Gibson’s notion that good portraiture should show ‘men thinking, and women tranquil’ can be read today as a form of gender bias, but this separation of the sexes into heroic men and beautiful women was both an extension of Winckelmann’s aesthetics and a reflection of nineteenth-century social norms regarding the actions and attitudes of men and women. In a letter written to his friend Sir Charles Eastlake, Gibson noted: ‘It is true that the portrait statue of a lady does not thus suffer so great a transformation as that of a man’.73 Although this was written specifically regarding his new statue of Queen Victoria, its tone is applicable to any portraits of women, rather than men, that a sculptor would make. To model a male figure required greater gravitas and heroism to exemplify his actions and principles. To model a female figure required beauty and grace.

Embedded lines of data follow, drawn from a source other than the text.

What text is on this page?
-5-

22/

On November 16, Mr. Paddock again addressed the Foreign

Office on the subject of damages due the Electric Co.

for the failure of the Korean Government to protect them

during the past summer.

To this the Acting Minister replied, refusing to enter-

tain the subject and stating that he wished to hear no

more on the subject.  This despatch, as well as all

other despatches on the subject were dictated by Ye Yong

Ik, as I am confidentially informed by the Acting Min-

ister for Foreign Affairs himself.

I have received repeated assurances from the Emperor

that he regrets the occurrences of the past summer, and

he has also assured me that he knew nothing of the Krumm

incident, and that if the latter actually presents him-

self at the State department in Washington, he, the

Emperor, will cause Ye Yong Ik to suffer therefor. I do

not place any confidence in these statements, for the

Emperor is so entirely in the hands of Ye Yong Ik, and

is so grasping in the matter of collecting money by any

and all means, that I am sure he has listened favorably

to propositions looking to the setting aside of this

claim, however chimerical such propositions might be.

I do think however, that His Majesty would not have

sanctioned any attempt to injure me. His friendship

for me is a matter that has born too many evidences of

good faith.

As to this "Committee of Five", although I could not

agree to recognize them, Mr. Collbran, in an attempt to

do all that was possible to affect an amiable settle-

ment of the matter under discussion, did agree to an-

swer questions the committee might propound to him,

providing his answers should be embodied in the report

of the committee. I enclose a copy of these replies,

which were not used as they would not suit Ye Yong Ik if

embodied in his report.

Idealism aside, the frequent references in Gibson’s memoirs to his sitters’ satisfaction with his work, and how successfully he was able to capture their look and essence, arguably demonstrate that Gibson did not rely exclusively on idealism and classical precedent. He was also a keen observer of nature. This is not completely surprising when one realises that, despite his predominantly mythological oeuvre and his frequent comments in praise of the Greeks, he relied heavily on models – local Romans – for his poetic subjects. He even devised new rules of proportion, in collaboration with Joseph Bonomi, to convey in sculpture the complexities of the human form at rest and in motion.74 Gibson claimed to be inspired frequently by everyday scenes he saw in Rome, such as in the aforementioned observation of Roman women checking their sandals that inspired the Wounded Amazon. His sculpture The Hunter and His Dog was based on his encounter with a youth holding back his dog that was about to pounce, and after seeing a boy gazing at his reflection in the fountain at the French Academy, he created the figure of Narcissus 1838 (Royal Academy of Arts, London).75 This direct observation of nature, in tandem with Greco-Roman precedents as models of ideal beauty to be emulated, was Gibson’s artistic strength, generating a successful, if small, body of portraiture work that satisfied his patrons, despite his own lack of interest in being a portraitist.

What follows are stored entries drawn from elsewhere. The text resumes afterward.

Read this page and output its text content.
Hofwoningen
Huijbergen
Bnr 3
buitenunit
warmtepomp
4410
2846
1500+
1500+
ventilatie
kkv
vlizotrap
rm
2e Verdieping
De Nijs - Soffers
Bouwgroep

Towards the end of his life Gibson recorded in his memoirs his thoughts on a remarkable career. It is from this later act of self-presentation, edited by Lady Eastlake and then by Thomas Matthews, that we derive many of the famously dismissive remarks by Gibson on the art of portraiture. Gibson’s mistreatment by Chantrey, his desire to distinguish his practice from that of his countrymen, the debased commerciality of portraiture, and his struggles to only produce portrait statues that reflected the classical ideal, are all outlined in these post-facto reminiscences. Against the background of this self-presentation it has proved easy for scholars to overlook Gibson’s portraiture, which in truth forms a significant body of work within his oeuvre, and reflects his friendships, his skill and his life-long search for a unity of classical poetic form and the representation of nature.